Acude el Ministerio Fiscal -no cabe otra vía para traer a casación pronunciamientos de apelación de las Audiencias Provinciales- al art. 849.1.º LECrim, lo que supone, como es bien sabido, que el debate ha de ceñirse a aspectos de pura subsunción jurídica. No hay espacio para cuestiones ni procesales; ni, mucho menos, probatorias. El relato de hechos probados y la norma penal cuya aplicación se impetra son los inexcusables y exclusivos puntos de referencia: fiscalizar si la decisión de la Sala se ajusta a la correcta interpretación del derecho penal sustantivo.

a) El hecho probado relata cómo el acusado conducía el 19 de marzo de 2016 un turismo por una vía pública pese a conocer que su permiso de conducir carecía de vigencia, en virtud de declaración administrativa, como consecuencia de la pérdida de puntos asignados. No consta ninguna otra irregularidad en la conducción.

b) El art. 384.1 CP dispone:

El que condujere un vehículo de motor o ciclomotor en los casos de pérdida de vigencia del permiso o licencia por pérdida total de los puntos asignados legalmente, será castigado con la pena de prisión de tres a seis meses o con la de multa de doce a veinticuatro meses o con la de trabajos en beneficio de la comunidad de treinta y uno a noventa días.
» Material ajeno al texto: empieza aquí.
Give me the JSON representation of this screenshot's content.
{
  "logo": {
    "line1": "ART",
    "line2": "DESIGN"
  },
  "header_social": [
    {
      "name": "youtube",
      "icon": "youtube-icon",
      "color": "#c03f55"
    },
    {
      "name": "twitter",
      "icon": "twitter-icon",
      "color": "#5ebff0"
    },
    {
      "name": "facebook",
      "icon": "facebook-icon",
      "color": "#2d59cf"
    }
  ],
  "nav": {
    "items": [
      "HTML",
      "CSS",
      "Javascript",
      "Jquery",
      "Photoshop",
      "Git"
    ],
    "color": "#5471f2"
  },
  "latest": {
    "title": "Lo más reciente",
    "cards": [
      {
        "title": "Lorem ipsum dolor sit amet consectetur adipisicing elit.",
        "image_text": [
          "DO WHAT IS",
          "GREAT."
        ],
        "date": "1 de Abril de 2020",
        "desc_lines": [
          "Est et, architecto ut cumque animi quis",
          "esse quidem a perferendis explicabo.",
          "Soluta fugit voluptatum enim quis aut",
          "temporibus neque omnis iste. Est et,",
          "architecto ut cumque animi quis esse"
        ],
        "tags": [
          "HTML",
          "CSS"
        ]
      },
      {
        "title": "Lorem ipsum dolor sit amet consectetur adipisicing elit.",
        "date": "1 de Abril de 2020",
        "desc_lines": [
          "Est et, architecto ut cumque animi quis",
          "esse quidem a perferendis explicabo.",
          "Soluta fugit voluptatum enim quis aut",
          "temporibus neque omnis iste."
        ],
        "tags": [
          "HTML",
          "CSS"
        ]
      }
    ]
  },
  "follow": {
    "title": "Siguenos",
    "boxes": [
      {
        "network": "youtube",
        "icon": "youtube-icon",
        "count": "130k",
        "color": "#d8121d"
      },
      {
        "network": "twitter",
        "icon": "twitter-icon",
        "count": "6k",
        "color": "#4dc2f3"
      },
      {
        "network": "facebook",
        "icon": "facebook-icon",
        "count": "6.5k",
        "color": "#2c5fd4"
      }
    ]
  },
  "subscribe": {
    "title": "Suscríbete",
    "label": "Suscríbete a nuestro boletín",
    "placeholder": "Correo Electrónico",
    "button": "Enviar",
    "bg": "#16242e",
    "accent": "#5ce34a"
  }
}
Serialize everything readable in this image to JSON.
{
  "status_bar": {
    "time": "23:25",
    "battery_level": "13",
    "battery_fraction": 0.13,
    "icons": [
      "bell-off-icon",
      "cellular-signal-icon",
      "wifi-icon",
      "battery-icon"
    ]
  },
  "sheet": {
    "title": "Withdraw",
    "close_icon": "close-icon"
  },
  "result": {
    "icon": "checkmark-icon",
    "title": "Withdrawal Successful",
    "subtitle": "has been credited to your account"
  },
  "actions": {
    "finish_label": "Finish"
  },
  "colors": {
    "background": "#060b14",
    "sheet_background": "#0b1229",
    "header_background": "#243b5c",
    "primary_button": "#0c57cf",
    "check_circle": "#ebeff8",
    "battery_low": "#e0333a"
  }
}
El interrogante a contestar es si la conducta a) es encajable en el precepto b). Solo eso

SEGUNDO.- La Audiencia, confirmando el criterio del Juzgado de lo Penal, ofrece una razonada respuesta negativa. Realiza una interpretación abiertamente correctora del texto legal, basándose en un estudio comparativo de la tipicidad penal con la infracción administrativa de morfología semejante (elemento interpretativo sistemático). Sin una exégesis que limite la amplitud inmatizada del art. 384, se vaciaría de contenido la norma administrativa ( art. 65.5.K) del Real Decreto Legislativo 339/90, de 2 de marzo por el que se aprueba el texto refundido de la Ley sobre Tráfico; hoy art. 77 k del Texto Refundido de 30 de octubre de 2015 ). Para salvar su vigencia es preciso recortar los muy abiertos espacios que abarca la literalidad del art. 384.1. Solo puede hacerse acudiendo a pautas interpretativas teleológicas: en el art. 384.1 es exigible un plus representado por un riesgo, aunque sea hipotético. El delito no puede consistir en una mera desobediencia. Si no se detecta un peligro potencial para la seguridad vial la conducta ha de quedar relegada al ámbito sancionador administrativo. La acción descrita en el hecho probado, por tanto, es atípica al estar desprovista de peligrosidad para la seguridad vial. Más allá de la conducción con pérdida de licencia, no se constata ningún dato adicional que evoque cierta aptitud para perturbar la seguridad del tráfico rodado (conducción anómala, accidente, alcoholemia, descuido, muestras de incapacidad o desatención de las normas...). Sin ello no habría lesividad: la conducta debe permanecer al margen del derecho penal.

TERCERO.- Esta Sala, en su sentencia 612/2017, de 13 de septiembre ya ha resuelto esta cuestión en sentido contrario al propugnado por la Audiencia Provincial de Toledo. No podemos ahora sino reiterar ese criterio remitiéndonos a tal precedente que, a su vez, en lo que es la cuestión nuclear (naturaleza de peligro abstracto o concreto de los delitos del art. 384 CP ) enlaza, con la sentencia de Pleno 369/2017, de 22 de mayo referida a la modalidad del art. 384.2 (conducción careciendo de permiso), de fundamento penológico análogo. Proclamó tal sentencia que el delito no requiere la creación de un riesgo concreto para la seguridad vial. Se comete por el peligro presunto (peligro abstracto tipificado) generado para la circulación vial al no constar en el conductor las comprobaciones oportunas de las características físicas y la aptitud mental y psíquica, así como los conocimientos teórico-prácticos que le habiliten para pilotar un vehículo de motor.

En relación al art. 384.1 dirá la STS 612/2017: "Aquí, ocurre lo propio. La pérdida de puntos del permiso de conducción por las sanciones recibidas, es indicativo de que se carece de las características adecuadas para conducir un vehículo en tanto que el conductor desprecia las normas de circulación legalmente dispuestas para ello, y tal desprecio ha puesto reiteradamente en peligro el bien jurídico protegido, optando el legislador por definir este tipo legal que suprime la vigencia de su permiso de circulación, obtenido regularmente en su día".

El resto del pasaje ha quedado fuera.